Monday, June 3, 2013

Great Basin National Park

Tour the US: Nevada

Wheeler Peak is one of the hikes in the park.
Vast stretches of open sage brush desert bordered by steep, pine covered mountains. This is the landscape that spans before anyone who ventures out of Las Vegas to explore the northern and eastern parts of Nevada. This area is part of the Great Basin, a region of the United States named for the fact that precipitation stays in the Great Basin rather than flowing to the ocean. Great Basin National Park was established to preserve several notable features of the region and to introduce visitors to some of its wonders.



--Cave Tours

Active formation in Lehman Cave. NPS Photo
The most popular attraction is Lehman Cave, which is one of the most highly decorated caves viewable to the public. Inside the mysterious caverns visitors discover unique formations such as “cave shields.” The cave can be seen by Ranger-led tour with a limit of 20 people. Tickets can be purchased at the Lehman Caves Visitor Center, though on busy summer weekends it is a good idea to make a reservation by phone. Please consider the fact that the cave is dark, narrow, and requires bending and climbing several short stair-cases when planning your visit. You may be asked to take special precautions with gear and clothing to protect local bats from White Nose Syndrome.

Bristlecone Pine. NPS Photo


There is much to see above ground as well. At a little over 13,000 feet (4,000 meters), Wheeler Peak is the second highest point in Nevada. The trail to the peak starts at 10,000 feet (3,000 meters) and winds through pine woods and flowery meadows before making a final steep climb over talus to reach the top. Visitors should bring plenty of water and take care to avoid elevation sickness. For a more leisurely hike, a great option is the trail to the Bristlecone Pines. The oldest tree ever documented was found in this grove. After it's removal in the 1960s, researchers were surprised to discover it was nearly 5,000 years old! Many ancient and gnarled bristlecones remain in this grove as silent sentinels of time.


Milky Way over Great Basin. NPS Photo
The park boasts some of the darkest night skies in the US. Campers are treated to awe-inspiring views of the vast milky way, as well as shooting stars and even the occasional International Space Station fly-over. Special Astronomy Programs are offered several times a week so visitors can learn to identify planets and constellations, and then view them through telescopes.

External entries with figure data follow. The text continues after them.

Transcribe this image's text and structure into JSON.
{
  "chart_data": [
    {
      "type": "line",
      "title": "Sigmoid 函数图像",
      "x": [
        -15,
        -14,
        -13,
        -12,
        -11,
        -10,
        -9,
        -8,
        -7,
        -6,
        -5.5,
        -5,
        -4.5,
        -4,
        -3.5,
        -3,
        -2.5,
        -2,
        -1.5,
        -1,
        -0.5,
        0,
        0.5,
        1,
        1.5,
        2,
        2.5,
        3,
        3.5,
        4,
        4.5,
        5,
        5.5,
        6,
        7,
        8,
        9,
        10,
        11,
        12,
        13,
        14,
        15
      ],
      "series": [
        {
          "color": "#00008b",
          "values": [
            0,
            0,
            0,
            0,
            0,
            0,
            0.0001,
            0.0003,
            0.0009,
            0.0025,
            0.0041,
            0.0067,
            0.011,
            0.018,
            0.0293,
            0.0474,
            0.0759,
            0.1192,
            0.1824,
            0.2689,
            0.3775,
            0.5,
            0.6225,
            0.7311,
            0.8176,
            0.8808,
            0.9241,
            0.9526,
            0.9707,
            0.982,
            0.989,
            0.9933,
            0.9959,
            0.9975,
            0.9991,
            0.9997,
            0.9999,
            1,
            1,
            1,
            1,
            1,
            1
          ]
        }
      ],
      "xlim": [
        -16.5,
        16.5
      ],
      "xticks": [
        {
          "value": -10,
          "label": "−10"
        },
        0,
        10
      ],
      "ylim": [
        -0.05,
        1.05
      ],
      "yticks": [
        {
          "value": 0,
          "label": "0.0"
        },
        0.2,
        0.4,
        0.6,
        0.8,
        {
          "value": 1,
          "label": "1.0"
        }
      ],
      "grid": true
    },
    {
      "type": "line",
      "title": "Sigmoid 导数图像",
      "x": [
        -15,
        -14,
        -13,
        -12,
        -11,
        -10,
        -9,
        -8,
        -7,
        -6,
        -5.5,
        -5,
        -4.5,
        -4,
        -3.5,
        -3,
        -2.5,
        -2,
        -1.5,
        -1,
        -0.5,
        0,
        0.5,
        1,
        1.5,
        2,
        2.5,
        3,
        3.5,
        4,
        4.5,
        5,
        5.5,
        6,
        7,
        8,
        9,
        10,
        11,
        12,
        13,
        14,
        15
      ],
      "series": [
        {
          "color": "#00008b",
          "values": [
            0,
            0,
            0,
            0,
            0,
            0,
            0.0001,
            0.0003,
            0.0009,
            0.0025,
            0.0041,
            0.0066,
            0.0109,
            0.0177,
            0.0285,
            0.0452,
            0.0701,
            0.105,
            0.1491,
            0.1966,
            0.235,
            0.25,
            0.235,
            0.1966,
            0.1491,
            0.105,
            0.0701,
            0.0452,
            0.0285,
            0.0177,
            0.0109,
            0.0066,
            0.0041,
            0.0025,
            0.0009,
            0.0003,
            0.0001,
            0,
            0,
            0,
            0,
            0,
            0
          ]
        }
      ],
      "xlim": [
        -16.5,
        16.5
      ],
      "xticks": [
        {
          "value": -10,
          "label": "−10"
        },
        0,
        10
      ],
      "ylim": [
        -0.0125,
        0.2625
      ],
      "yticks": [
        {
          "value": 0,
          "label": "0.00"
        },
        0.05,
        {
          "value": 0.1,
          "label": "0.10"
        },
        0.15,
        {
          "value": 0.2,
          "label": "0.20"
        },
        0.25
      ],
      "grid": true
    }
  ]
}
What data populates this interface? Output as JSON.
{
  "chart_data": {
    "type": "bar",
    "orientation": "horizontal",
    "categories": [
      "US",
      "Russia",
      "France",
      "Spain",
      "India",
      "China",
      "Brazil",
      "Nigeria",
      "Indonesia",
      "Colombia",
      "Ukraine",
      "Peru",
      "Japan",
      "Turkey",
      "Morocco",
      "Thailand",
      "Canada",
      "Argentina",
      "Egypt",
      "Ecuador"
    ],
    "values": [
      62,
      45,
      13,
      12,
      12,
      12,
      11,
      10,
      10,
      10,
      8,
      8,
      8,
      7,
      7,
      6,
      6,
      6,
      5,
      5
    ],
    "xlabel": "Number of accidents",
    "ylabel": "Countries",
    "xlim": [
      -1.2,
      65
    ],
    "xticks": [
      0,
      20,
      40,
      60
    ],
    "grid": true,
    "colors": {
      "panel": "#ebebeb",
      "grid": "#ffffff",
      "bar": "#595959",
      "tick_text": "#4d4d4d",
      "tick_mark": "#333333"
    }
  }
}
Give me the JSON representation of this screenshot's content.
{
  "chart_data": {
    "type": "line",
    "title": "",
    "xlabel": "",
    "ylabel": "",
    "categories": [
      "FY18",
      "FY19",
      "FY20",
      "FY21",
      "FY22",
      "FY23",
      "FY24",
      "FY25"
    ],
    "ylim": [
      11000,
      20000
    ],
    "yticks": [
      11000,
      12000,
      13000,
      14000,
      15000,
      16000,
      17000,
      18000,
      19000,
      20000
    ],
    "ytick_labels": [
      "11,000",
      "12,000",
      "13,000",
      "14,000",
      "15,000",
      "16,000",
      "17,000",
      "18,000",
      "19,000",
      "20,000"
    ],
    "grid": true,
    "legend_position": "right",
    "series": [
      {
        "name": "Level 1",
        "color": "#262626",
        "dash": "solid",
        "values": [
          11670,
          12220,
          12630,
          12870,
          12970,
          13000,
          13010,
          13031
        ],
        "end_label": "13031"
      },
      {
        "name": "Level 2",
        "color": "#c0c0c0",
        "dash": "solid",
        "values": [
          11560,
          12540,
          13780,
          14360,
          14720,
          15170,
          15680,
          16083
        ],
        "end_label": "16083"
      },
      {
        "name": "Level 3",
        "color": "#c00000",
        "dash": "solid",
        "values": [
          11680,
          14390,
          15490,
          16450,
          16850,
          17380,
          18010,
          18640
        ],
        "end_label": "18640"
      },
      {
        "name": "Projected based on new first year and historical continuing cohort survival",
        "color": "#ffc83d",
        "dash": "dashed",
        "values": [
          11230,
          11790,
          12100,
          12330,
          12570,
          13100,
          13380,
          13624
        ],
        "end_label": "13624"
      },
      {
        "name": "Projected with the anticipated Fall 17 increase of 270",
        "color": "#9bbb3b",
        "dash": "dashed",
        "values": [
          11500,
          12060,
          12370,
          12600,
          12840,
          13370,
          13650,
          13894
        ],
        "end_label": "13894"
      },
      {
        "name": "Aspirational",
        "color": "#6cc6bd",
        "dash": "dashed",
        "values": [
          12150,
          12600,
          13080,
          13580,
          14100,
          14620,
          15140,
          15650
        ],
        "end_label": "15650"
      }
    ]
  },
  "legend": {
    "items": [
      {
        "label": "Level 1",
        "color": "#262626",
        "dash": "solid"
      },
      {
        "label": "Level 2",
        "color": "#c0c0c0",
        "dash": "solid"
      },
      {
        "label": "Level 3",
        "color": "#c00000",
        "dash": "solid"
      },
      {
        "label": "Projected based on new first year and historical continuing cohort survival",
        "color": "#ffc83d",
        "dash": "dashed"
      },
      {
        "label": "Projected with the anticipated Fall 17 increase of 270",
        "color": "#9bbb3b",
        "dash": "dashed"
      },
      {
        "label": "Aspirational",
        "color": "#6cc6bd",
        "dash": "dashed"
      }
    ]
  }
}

--Limited Time or Mobility?

The Great Basin Visitor Center in the town of Baker is a new, updated facility featuring exhibits explaining the geology, history, and flora/fauna of the region. An introductory video can be viewed here or at the Lehman Caves Visitor Center. Stop for ice-cream at the cafe, or have a picnic in the fresh air. After that, visitors can take the Wheeler Peak Scenic Drive for expansive views of Snake Valley. Keep an eye out for wildlife—deer, jack-rabbits, snakes, and birds are common.

Deer grazing in an alpine meadow.


The park is very quiet and peaceful in the off-seasons. During fall, the aspen groves turn bright yellow and dramatic autumn colors decorate the park. Winter is when the region receives most of its precipitation, in the form of snow. The park is open to exploration by snow-shoe or cross-country skiing. Spring is a great time to see wildflowers, though higher elevation hiking trails may still be snow covered.

View across Snake Valley.


Location: Baker, NV
Entrance Fee: Free! (additional fees for camping and cave tours)
Season: Park open year-round. Visitor Centers open daily with limited hours and facilities in winter (closed Thanksgiving, Christmas, New Years). *Note: The park operates on Pacific Time. Visitors coming from Utah will need to change from Mountain Time.
Accommodations: Camping available in the park or on surrounding public lands. No hook-ups in park. Several small motels are located in Baker.
Closest International Airports: Las Vegas, NV; Salt Lake City, UT
Be aware that this is a remote location. If you plan well, this is part of its charm. While limited services are available, it is a good idea to stock up on supplies before arriving. There is no cell phone coverage and limited Wi-Fi connection.